LAUSR

To sustain rapid tumor growth, glioma cells must have the ability to adapt in order to survive in their rapidly changing and often harsh microenvironment. A recent study in the journal Nature elegantly describes a novel survival mechanism and sensitivity to glycine levels in glioblastoma cells as a result of metabolic rewiring in ischemic conditions. The authors initially found that the enzyme glycine decarboxylase (GLDC), whose loss is associated with severe neurodevelopmental defects, is highly expressed in glioblastoma. GLDC is part of an enzyme complex that catalyzes the degradation of glycine. GLDC knockdown in glioblastoma cells led to glycine accumulation and toxicity, as did addition of a cell-permeable glycine analog to the culture medium. The authors found that glycine toxicity in the absence of GLDC resulted from accumulation of toxic metabolites, including aminoacetone and methylgloxal. They then examined the upstream enzyme serine hydroxymethyltransferase 2 (SHMT2), which acts as a key source of glycine in proliferating cells by converting serine to glycine. Accordingly, SHMT2 suppression prevented glycine accumulation and toxicity in GLDC-knockdown glioblastoma cells.

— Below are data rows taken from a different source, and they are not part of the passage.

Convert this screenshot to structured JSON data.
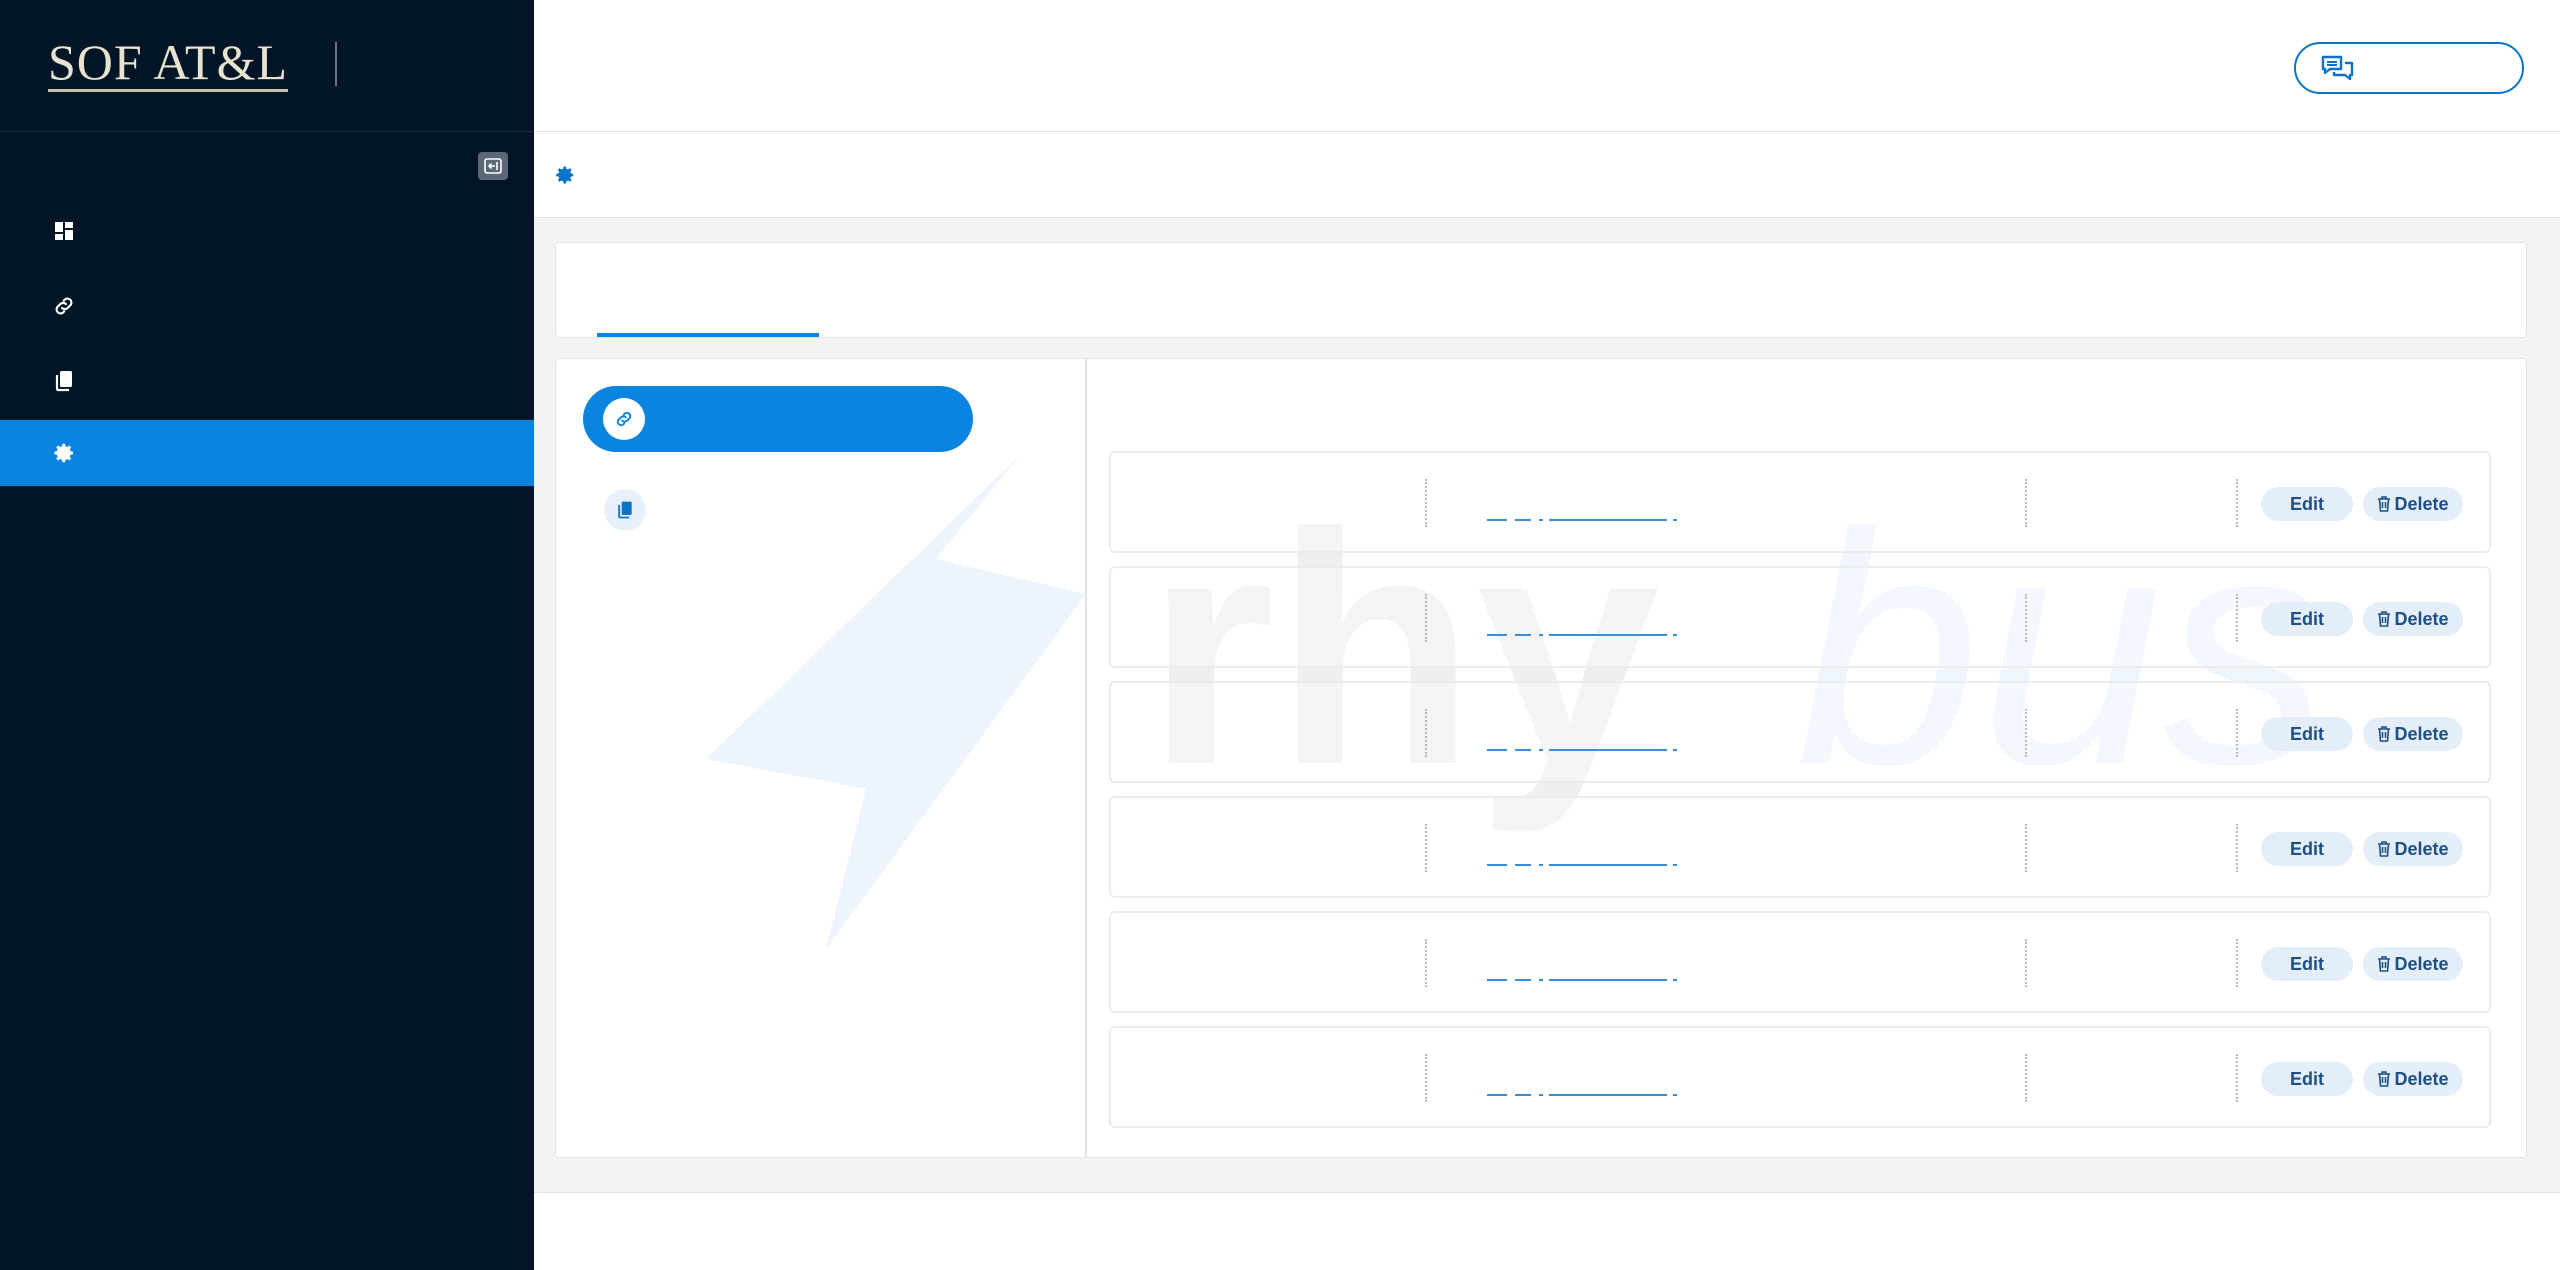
{
  "brand": {
    "logo_text": "SOF AT&L"
  },
  "sidebar": {
    "items": [
      {
        "icon": "dashboard-icon",
        "active": false
      },
      {
        "icon": "link-icon",
        "active": false
      },
      {
        "icon": "documents-icon",
        "active": false
      },
      {
        "icon": "gear-icon",
        "active": true
      }
    ]
  },
  "watermark": {
    "text_bold": "rhy",
    "text_light": "bus"
  },
  "table": {
    "rows": [
      {
        "edit_label": "Edit",
        "delete_label": "Delete"
      },
      {
        "edit_label": "Edit",
        "delete_label": "Delete"
      },
      {
        "edit_label": "Edit",
        "delete_label": "Delete"
      },
      {
        "edit_label": "Edit",
        "delete_label": "Delete"
      },
      {
        "edit_label": "Edit",
        "delete_label": "Delete"
      },
      {
        "edit_label": "Edit",
        "delete_label": "Delete"
      }
    ]
  },
  "colors": {
    "sidebar_bg": "#021526",
    "accent": "#0b84e0",
    "button_bg": "#e4eef9",
    "button_text": "#1e4f86"
  }
}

In patient tumor specimens, SHMT2 and GLDC were highly expressed in pseudopallisading cells, suggesting a potential role in ischemia. Consistent with this observation, knockdown of SHMT2 slowed glioblastoma cell growth under low-oxygen conditions, and cell survival was impaired in vivo, which was rescued by SHMT2 overexpression. Further metabolic analysis revealed that suppression of SHMT2 increased pyruvate kinase M2 (PKM2) flux and oxygen consumption. Thus, metabolic rewiring in ischemic glioma cells involves increased SHMT2 levels, which lowers oxygen consumption via PKM2. Upregulation of SHMT2 also creates a dependence on glycine clearance by GLDC. This is a novel therapeutic vulnerability in ischemic glioma cells, and GLDC could therefore be a potential metabolic target for future development.